It’s sex o’clock in America
- Raquel Welch: The Pill has altered society in ways good and bad
- An upside has been empowerment of women in life decisions
- Welch: Downside is loss of caution and discernment in choice of sex partners
Editor’s note: Raquel Welch is a Golden Globe-winning film, TV and stage actress who has starred in 45 films, including “The Three Musketeers,” “Kansas City Bomber” and “Myra Breckinridge.” On Broadway she starred in “Woman of the Year” and “Victor/Victoria”; and on TV in the Golden Globe-nominated miniseries “American Family.” Her new book is Raquel: Beyond the Cleavage
(CNN) — Margaret Sanger opened the first American family-planning clinic in 1916, and nothing would be the same again. Since then the growing proliferation of birth control methods has had an awesome effect on both sexes and led to a sea change in moral values.
And as I’ve grown older over the past five decades — from 1960 to 2010 — and lived through this revolutionary period in female sexuality, I’ve seen how it has altered American society — for better or worse.
On the upside, by the early 60’s The Pill had made it easier for a woman to choose to delay having children until after she established herself in a career. Nonetheless, for young women of childbearing age (I was one of them) there was a need for some careful soul searching — and consideration about the long-range effects of oral contraceptives — before addressing this very personal decision. It was a decision I too would have to face when I discovered I was pregnant at age 19.
Even though I was married to the baby’s father, Jim Welch, I wasn’t prepared for this development. It meant I would have to put my career ambitions on hold. But “the choice” was not mine alone to make. I had always wanted to have Jim’s babies, but wasn’t at all sure how he would react. At the time, we were 19-year-old newlyweds, struggling to make ends meet. But he was unflinching in his desire to keep our baby and his positive, upbeat attitude about the whole prospect turned everything around. I have always loved Jim for how he responded in that moment.
During my pregnancy, I came to realize that this process was not about me. I was just a spectator to the metamorphosis that was happening inside my womb so that another life could be born. It came down to an act of self-sacrifice, especially for me, as a woman. But both of us were fully involved, not just for that moment, but for the rest of our lives. And it’s scary. You may think you can skirt around the issue and dodge the decision, but I’ve never known anyone who could. Jim and I had two beautiful children who’ve been an ongoing blessing to both of us.

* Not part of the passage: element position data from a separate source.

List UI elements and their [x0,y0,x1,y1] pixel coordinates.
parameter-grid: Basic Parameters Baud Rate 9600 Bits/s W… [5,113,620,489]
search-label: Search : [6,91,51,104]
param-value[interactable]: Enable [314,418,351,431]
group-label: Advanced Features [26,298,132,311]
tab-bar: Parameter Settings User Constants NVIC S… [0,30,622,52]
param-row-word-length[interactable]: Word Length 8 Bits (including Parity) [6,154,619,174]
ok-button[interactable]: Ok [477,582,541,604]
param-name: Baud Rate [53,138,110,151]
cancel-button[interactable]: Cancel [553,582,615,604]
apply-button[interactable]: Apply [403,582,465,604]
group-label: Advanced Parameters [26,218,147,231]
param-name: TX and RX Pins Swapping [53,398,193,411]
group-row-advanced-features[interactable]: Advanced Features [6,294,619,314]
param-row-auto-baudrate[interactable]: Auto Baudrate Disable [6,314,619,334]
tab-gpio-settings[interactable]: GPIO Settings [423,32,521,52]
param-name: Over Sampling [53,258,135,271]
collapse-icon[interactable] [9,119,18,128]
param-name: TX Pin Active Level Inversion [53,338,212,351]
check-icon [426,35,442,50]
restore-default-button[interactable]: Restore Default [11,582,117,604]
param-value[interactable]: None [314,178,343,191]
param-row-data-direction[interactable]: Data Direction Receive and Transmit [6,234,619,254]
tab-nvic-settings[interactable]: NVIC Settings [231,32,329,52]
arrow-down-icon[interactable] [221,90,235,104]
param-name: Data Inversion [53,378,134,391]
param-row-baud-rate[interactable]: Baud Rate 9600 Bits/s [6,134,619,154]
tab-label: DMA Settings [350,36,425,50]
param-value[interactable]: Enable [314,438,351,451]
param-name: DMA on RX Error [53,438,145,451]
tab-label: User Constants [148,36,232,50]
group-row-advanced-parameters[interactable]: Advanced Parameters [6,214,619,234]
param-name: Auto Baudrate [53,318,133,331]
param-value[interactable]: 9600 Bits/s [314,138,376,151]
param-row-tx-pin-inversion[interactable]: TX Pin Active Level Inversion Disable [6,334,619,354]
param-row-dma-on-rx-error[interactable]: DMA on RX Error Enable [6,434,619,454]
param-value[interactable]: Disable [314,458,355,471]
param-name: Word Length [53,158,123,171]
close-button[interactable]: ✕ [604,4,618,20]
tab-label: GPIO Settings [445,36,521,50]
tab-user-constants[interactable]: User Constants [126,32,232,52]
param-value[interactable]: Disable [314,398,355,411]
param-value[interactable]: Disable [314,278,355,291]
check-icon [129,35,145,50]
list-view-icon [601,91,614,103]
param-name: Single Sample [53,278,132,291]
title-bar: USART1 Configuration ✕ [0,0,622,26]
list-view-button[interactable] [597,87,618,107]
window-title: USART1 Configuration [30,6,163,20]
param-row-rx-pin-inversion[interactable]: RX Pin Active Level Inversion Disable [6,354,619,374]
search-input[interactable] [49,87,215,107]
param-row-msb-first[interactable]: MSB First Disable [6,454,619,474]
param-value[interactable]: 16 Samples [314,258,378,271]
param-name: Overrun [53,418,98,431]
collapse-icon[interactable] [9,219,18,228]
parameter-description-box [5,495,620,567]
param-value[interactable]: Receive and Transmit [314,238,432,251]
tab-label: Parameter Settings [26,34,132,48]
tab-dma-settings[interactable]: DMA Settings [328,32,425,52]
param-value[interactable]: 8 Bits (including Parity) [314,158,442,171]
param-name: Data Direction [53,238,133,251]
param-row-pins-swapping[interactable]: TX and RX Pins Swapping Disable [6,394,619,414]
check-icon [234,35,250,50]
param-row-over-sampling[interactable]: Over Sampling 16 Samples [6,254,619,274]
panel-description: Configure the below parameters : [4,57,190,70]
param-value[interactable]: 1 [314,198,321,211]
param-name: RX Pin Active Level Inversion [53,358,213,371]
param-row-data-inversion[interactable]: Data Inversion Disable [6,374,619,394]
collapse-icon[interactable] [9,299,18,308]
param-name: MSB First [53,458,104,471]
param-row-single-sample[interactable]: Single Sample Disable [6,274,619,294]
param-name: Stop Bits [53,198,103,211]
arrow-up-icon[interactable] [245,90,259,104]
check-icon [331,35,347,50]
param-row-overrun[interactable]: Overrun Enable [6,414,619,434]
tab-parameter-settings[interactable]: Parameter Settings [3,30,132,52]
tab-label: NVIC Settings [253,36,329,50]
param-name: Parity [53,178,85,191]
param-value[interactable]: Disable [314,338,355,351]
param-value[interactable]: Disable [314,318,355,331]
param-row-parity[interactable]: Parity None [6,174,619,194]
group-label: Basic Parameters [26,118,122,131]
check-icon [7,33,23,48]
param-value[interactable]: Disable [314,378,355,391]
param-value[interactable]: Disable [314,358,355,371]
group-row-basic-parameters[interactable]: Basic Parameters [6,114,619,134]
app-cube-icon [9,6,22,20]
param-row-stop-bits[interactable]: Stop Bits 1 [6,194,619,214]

Later, I would strike out on my own, with my little ones, as a single mother to pursue a career in the movies. It was far from ideal, but my children didn’t impede my progress. They grounded me in reality and forced me into an early maturity. I should add that having two babies didn’t destroy my figure.
But if I’d had a different attitude about sex, conception and responsibility, things would have been very different.
One significant, and enduring, effect of The Pill on female sexual attitudes during the 60’s, was: “Now we can have sex anytime we want, without the consequences. Hallelujah, let’s party!”
It remains this way. These days, nobody seems able to “keep it in their pants” or honor a commitment! Raising the question: Is marriage still a viable option? I’m ashamed to admit that I myself have been married four times, and yet I still feel that it is the cornerstone of civilization, an essential institution that stabilizes society, provides a sanctuary for children and save us from anarchy.
In stark contrast, a lack of sexual inhibitions, or as some call it, “sexual freedom,” has taken the caution and discernment out of choosing a sexual partner, which used to be the equivalent of choosing a life partner. Without a commitment, the trust and loyalty between couples of childbearing age is missing, and obviously leads to incidents of infidelity. No one seems immune.
As a result of the example set by their elders, by the 1990s teenage sexual promiscuity — or hooking up — with multiple partners had become a common occurrence. Many of my friends who were parents of teenagers sat in stunned silence several years ago when it came to light that oral sex had become a popular practice among adolescent girls in middle schools across the country.
The 13-year-old daughter of one such friend freely admitted to performing fellatio on several boys at school on a regular basis. “Aw come on, Mom. It’s no big deal. Everyone is doing it,” she said. Apparently, since it’s not the act of intercourse, kids don’t count it as sex. Can any sane person fail to make a judgment call about that?
Seriously, folks, if an aging sex symbol like me starts waving the red flag of caution over how low moral standards have plummeted, you know it’s gotta be pretty bad. In fact, it’s precisely because of the sexy image I’ve had that it’s important for me to speak up and say, Come on girls! Time to pull up our socks! We’re capable of so much better.
The opinions expressed in this commentary are solely those of Raquel Welch.